Ему отвели маленькую, полутемную комнату с низкими сводами. Прямо перед окном поднималась глухая пожарная стена. Осенью в ней проделали бойницы — стена могла стать рубежом заводской внутренней обороны, и несколько дней из бойницы глядел ствол пулемета.
В углу комнаты поставили козлы, на них положили доски и тюфяк. Поверх легла цветастая украинская плахта, принесенная из дому.

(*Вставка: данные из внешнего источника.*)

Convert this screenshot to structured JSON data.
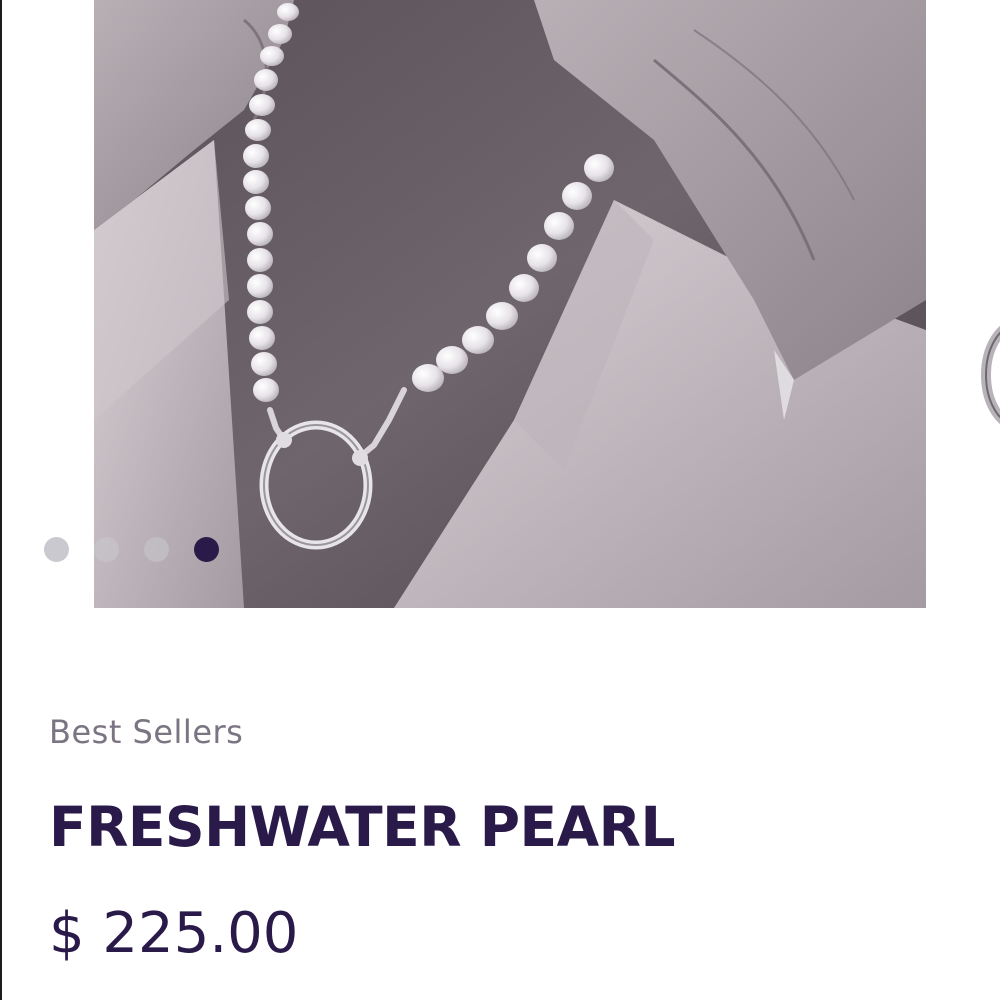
{
  "carousel": {
    "slide_image": "necklace-photo",
    "slide_count": 4,
    "active_slide": 4,
    "indicator_color_active": "#2a1a4a",
    "indicator_color_inactive": "#c9c9cf"
  },
  "product": {
    "category": "Best Sellers",
    "title": "FRESHWATER PEARL",
    "price": "$ 225.00"
  },
  "colors": {
    "brand": "#2a1a4a",
    "muted_text": "#7b7482"
  }
}
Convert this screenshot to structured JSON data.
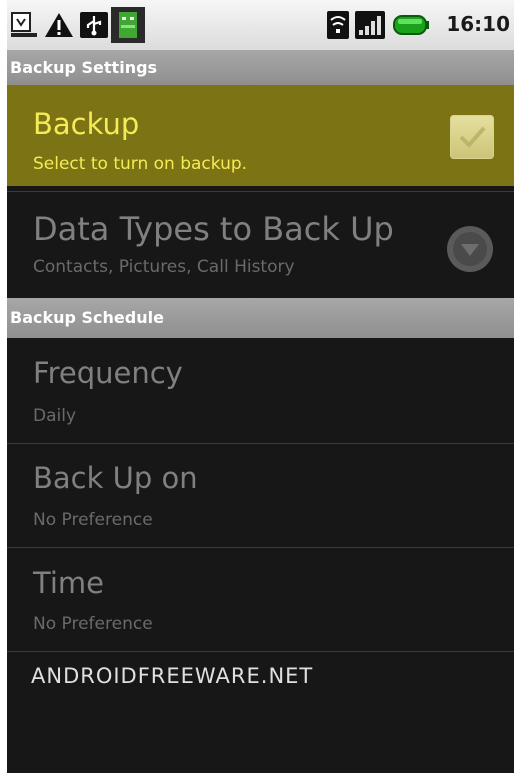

Снесарев предпочитал работать по вечерам, потому что днем его неудержимо тянуло ко сну. В сумерках вахтер вносил фонарь «летучая мышь». Фонарь был чисто протерт — он и освещал и согревал комнату. Полоса теплого воздуха начиналась над линией стола, над чертежами. От пола сильно дуло, было холодно даже в валенках, и Снесарев ставил ноги на чемодан.
Он начал с того, что проверил первые расчеты, которые были сделаны вместе с Мишей Стрижом. В них он нашел несколько важных ошибок. Это неприятно удивило его — раньше в работе такого не было.
«Как же это мы с тобой, Миша? — вслух подумал он. — Будто новички».
Ему вспомнились дни, когда началась эта работа. По десятку раз в день завывала сирена, грохотали зенитки, расставленные на заводском дворе. «Миша! Миша! Где ты?.. — кричит Надя. — Товарищи, да он же там…» Да, он там, в комнате, из которой тянет черным дымом. Миша выбивает стекла и, высунувшись из окна, бросает наружу тяжелые папки с чертежами, папки с документацией.
Воздушные тревоги каждый час и непроходящая мучительная тревога за семью, от которой нет вестей, разрывы дальнобойных снарядов за стеной — это сбивало мысль, сбивало работу.
А в тех расчетах, которые Снесарев, нарушая слово, данное Наде и доктору, больной, выполнял у себя дома, не нашлось даже мелких неточностей. Ему это показалось невероятным. Теперь Снесарев не мог даже отчетливо вспомнить, как он работал дома. Помнится, он просыпался ночью, накидывал полушубок, садился к столу. Остальное зыбко, как в дымке. Но работа все-таки сделана — расчеты перед ним, и можно поручиться за каждую цифру.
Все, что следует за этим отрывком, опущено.